Since SEMs blast a sample with electrons, samples will always charge wil imaging. The polarity of charge depends on the sample, but typically the sample emits more electrons than the number of incident primary electrons due to a SE yield of over 100%. Therefore, the sample becomes slightly positively charged. A charged sample results in several complications for SEM, whether positively or negatively charged. Charged samples will deflect both the primary e-beam at the surface and the emitted electrons. This disturbs focus, depth of field, and contrast, distorts and drifts the image, creates random dark and bright spots/streaks on the image, and in extreme cases, charging can even break parts of the specimen and damage the detector and source.
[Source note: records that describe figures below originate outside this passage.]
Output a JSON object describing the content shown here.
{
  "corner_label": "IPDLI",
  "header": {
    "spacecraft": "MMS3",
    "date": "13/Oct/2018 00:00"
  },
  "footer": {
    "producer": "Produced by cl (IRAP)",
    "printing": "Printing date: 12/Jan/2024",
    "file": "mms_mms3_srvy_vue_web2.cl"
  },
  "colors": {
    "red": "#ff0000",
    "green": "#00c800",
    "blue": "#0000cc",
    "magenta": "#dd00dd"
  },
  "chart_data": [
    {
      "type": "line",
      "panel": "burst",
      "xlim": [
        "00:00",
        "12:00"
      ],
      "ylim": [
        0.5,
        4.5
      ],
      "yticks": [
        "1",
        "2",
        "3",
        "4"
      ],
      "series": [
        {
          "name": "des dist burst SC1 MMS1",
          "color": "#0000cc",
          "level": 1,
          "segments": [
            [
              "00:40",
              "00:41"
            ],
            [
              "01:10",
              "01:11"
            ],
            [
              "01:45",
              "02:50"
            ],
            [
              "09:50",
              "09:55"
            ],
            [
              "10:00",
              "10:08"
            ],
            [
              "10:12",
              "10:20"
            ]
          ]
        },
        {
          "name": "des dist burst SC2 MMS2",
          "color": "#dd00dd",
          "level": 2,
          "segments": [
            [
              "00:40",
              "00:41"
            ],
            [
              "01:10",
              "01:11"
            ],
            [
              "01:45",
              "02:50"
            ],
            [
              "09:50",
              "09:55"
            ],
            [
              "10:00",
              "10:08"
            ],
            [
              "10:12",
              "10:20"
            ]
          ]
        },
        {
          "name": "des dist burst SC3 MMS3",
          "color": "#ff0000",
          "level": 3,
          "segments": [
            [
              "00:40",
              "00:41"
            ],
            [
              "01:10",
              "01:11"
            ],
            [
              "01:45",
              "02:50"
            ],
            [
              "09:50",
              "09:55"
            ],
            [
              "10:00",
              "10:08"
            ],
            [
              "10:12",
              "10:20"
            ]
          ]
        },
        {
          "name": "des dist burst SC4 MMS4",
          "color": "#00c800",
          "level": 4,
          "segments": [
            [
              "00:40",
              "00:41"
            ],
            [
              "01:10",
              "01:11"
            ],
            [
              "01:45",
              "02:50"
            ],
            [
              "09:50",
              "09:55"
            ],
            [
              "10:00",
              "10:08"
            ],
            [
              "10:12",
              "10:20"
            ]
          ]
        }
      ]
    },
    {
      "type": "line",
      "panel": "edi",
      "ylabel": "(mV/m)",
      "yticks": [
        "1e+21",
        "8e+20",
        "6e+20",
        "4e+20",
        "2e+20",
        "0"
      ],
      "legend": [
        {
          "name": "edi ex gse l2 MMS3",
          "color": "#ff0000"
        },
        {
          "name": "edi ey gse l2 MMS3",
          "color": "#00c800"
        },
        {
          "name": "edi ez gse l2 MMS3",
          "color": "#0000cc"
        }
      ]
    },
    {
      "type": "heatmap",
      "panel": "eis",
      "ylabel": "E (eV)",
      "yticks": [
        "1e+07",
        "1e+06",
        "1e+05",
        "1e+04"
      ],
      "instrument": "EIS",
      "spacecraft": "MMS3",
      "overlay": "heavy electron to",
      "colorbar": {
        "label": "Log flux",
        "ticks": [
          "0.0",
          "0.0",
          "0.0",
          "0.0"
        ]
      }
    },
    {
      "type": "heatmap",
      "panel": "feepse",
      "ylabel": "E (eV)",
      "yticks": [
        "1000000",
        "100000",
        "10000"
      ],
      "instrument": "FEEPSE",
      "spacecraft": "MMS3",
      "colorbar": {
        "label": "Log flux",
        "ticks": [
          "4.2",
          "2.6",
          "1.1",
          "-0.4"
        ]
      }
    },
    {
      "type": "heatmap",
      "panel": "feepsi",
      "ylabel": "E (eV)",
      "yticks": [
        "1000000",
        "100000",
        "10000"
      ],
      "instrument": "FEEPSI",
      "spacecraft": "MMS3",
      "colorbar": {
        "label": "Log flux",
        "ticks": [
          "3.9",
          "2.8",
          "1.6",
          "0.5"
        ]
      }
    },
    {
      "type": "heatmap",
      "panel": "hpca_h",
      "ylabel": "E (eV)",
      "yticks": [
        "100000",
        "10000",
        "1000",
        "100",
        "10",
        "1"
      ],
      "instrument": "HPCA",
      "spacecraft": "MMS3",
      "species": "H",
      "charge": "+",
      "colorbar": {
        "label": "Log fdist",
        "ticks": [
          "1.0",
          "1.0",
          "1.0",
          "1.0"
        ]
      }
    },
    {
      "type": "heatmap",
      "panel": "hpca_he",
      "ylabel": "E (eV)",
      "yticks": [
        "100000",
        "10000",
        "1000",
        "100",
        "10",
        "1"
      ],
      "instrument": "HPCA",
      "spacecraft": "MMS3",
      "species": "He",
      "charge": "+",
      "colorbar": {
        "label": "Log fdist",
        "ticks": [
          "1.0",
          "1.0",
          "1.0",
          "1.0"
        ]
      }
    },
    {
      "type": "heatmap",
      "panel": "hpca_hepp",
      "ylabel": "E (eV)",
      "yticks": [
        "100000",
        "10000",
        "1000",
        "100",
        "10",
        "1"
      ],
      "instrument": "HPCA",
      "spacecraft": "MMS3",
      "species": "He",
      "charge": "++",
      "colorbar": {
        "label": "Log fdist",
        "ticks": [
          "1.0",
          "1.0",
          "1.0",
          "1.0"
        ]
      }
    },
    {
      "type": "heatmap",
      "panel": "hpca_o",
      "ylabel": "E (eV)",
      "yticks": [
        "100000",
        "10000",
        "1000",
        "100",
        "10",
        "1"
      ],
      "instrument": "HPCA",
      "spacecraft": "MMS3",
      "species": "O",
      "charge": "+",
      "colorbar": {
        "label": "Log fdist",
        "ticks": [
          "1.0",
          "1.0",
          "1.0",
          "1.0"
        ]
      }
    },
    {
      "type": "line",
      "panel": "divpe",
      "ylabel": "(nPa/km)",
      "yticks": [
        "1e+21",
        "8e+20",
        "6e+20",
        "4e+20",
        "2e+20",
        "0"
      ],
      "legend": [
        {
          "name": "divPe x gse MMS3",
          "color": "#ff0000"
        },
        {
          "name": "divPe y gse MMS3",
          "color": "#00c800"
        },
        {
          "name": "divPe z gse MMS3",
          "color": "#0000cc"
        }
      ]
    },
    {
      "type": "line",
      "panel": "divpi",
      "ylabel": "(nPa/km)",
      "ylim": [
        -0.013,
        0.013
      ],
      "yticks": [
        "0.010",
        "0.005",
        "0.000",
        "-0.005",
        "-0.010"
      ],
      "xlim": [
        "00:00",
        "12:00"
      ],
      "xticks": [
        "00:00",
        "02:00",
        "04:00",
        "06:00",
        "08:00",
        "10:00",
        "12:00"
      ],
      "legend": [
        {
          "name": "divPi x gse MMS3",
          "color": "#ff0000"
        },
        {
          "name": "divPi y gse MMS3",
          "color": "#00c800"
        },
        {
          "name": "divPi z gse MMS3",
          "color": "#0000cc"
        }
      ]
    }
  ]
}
To avoid this, several precautions can be taken during sample prep and during analysis. Firstly, either carbon or copper tape should be used to afix the sample to the sample stub or holder so that the sample is grounded. This allows electrons to freely travel to fill electron-holes in the sample to maintain a neutral charge. Non-conductive samples should be coated with gold nanoparticles (see Sputter Coater) to make the sample conductive—this allows topographical features to still be visible, although it will dampen contrast in BSD images and muddle EDS with gold peaks. If BSD or EDS are wanted, the sample should instead be imaged at a low accelerating voltage on the SEM (5kV) and rastering speed should be increased to avoid significant charging at any one spot. Conductive samples simply need to be grounded to the sample stub or holder. For samples mounted in a hot mounting press, use a conductive mounting compound (such as conductive phenolic powders) or afix carbon or copper tape directly onto the sample surface and ground point.

### Sample Etching

When a higher energy e-beam rasters across one region for a prolonged duration, it may "etch" the sample by depositing a thin layer of residue. This residue comes from gases which were not pumped out by the vacuum, namely, hydrocarbons and water. High energy electrons can help water and carbon "stick" ot the sample, and upon increasing your field of view in the imaging software, a darkened box may be visible on your sample—this is a sign of etching. This phenomena is especially prevalent at higher magnifications, where the beam continually rasters over an even smaller spot. This is unpreventable, but during analysis, it is recommended to not stay in one place for a long time and to keep moving around. When examining small features that require high magnification, focus on another small feature in the same plane as your feature, then move to your area of interest to avoid etching imporant areas.

### "Dangerous" Samples

Any sample with loose particles may break under an intense e-beam and damage the detector and source—samples must be firmly attached to the sample stub or holder. Because lenses in electron microscopes are controlled using precise electromagnetic fields, magnetic samples may permamently damage the objective lens and are therefore not allowed in many SEMs. Porous samples suck as rock and concrete may contain trapped gases which may degas if put under high vacuum in the SEM. These gases may damage the detector and source, so samples should be degassed (and dried) before analysis.